Lesen Sie hier eine Rezension der Ausstellung "Tanz auf dem Vulkan" über das „Berlin der Zwanziger Jahre im Spiegel der Künste“ im Ephraim-Palais, Berlin

 

und hier eine Besprechung der Ausstellung "Die Schönheit der großen Stadt: Berliner Bilder von Gaertner bis Fetting" – gelungene Panorama-Schau von Veduten seit 1800 im Ephraim-Palais, Berlin

 

und hier einen Beitrag über die Ausstellung "Radikal Modern: Planen und Bauen im Berlin der 1960er-Jahre" – umfassende Überblicks-Schau in der Berlinischen Galerie, Berlin.

 

Im Vergleich zur Malerei fördert das Medium Grafik einen präziseren, analytischeren Blick auf die Anatomie der Stadt.

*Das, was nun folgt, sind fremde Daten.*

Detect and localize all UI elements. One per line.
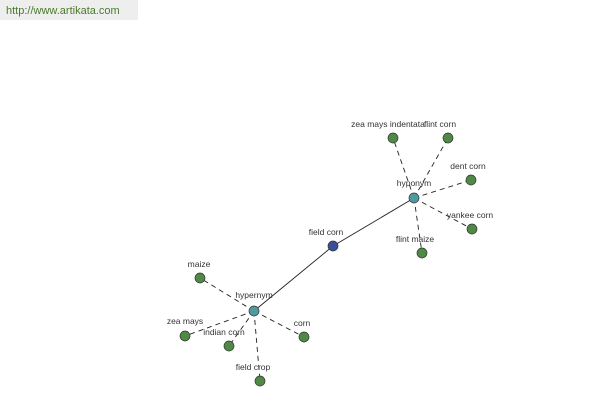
node-label: corn — [294, 318, 311, 328]
edge — [413, 179, 472, 199]
edge — [392, 137, 415, 199]
node — [387, 132, 399, 144]
node — [416, 247, 428, 259]
edge — [332, 197, 415, 247]
node-label: dent corn — [450, 161, 486, 171]
node — [179, 330, 191, 342]
edge — [228, 310, 255, 347]
node — [254, 375, 266, 387]
node-label: maize — [188, 259, 211, 269]
node — [194, 272, 206, 284]
edge — [413, 197, 423, 254]
node — [408, 192, 420, 204]
node-label: flint corn — [424, 119, 456, 129]
edge — [253, 245, 334, 312]
node-label: flint maize — [396, 234, 435, 244]
edge — [184, 310, 255, 337]
node — [327, 240, 339, 252]
node-label: field crop — [236, 362, 271, 372]
edge — [413, 197, 473, 230]
node-label: zea mays — [167, 316, 203, 326]
node — [465, 174, 477, 186]
node — [466, 223, 478, 235]
node — [442, 132, 454, 144]
site-url[interactable]: http://www.artikata.com — [0, 0, 138, 20]
edge — [413, 137, 449, 199]
node-label: indian corn — [203, 327, 245, 337]
edge — [199, 277, 255, 312]
node-label: yankee corn — [447, 210, 494, 220]
node — [248, 305, 260, 317]
node-label: hypernym — [235, 290, 272, 300]
edge — [253, 310, 261, 382]
node — [223, 340, 235, 352]
edge — [253, 310, 305, 338]
node-label: zea mays indentata — [351, 119, 425, 129]
node-label: hyponym — [397, 178, 432, 188]
node — [298, 331, 310, 343]
node-label: field corn — [309, 227, 344, 237]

Ihre Charakteristika nehmen die Künstler forschend und sezierend unter die Lupe. Kopfsteinpflaster, Betontreppen oder Terrazzoplatten werden in fotorealistischer Nahsicht herauspräpariert. Einen poetischen Déjà-vu-Moment bescheren verschwommene Fotogravüren der Britin Tacita Dean: Die Domkuppel spiegelt sich 2005 in den bronzenfarben schimmernden Fensterscheiben des Palasts der Republik. Der wurde längst abgerissen; die Rekonstruktion des Stadtschlosses, die an seiner Stelle entstand, hat steinerne Gebäudefronten.

 

Spießige Schrebergärten-Idylle

 

Wie orientiert man sich in einem Stadtgefüge? Der US-Klangkünstler Terry Fox spannte Piano-Saiten durch sein Atelier im Künstlerhaus Bethanien, um die Raumklänge der geteilten Stadt zu vermessen. Am Hermannplatz zeichnete Pia Linz Tag für Tag minutiös neue Beobachtungen in einen großen Gesamtplan. Dagegen bildet Natur nur einen Randbereich in der Ausstellung. Ihrer Nischenexistenz in der Stadt spüren wenige Künstler nach, etwa Gabriele Basch mit dem Dickicht ihrer detailverliebten Scherenschnitte über Schrebergärten: schablonierte Idylle als Großstadtdschungel. Ach Berlin, du kannst so spießig sein!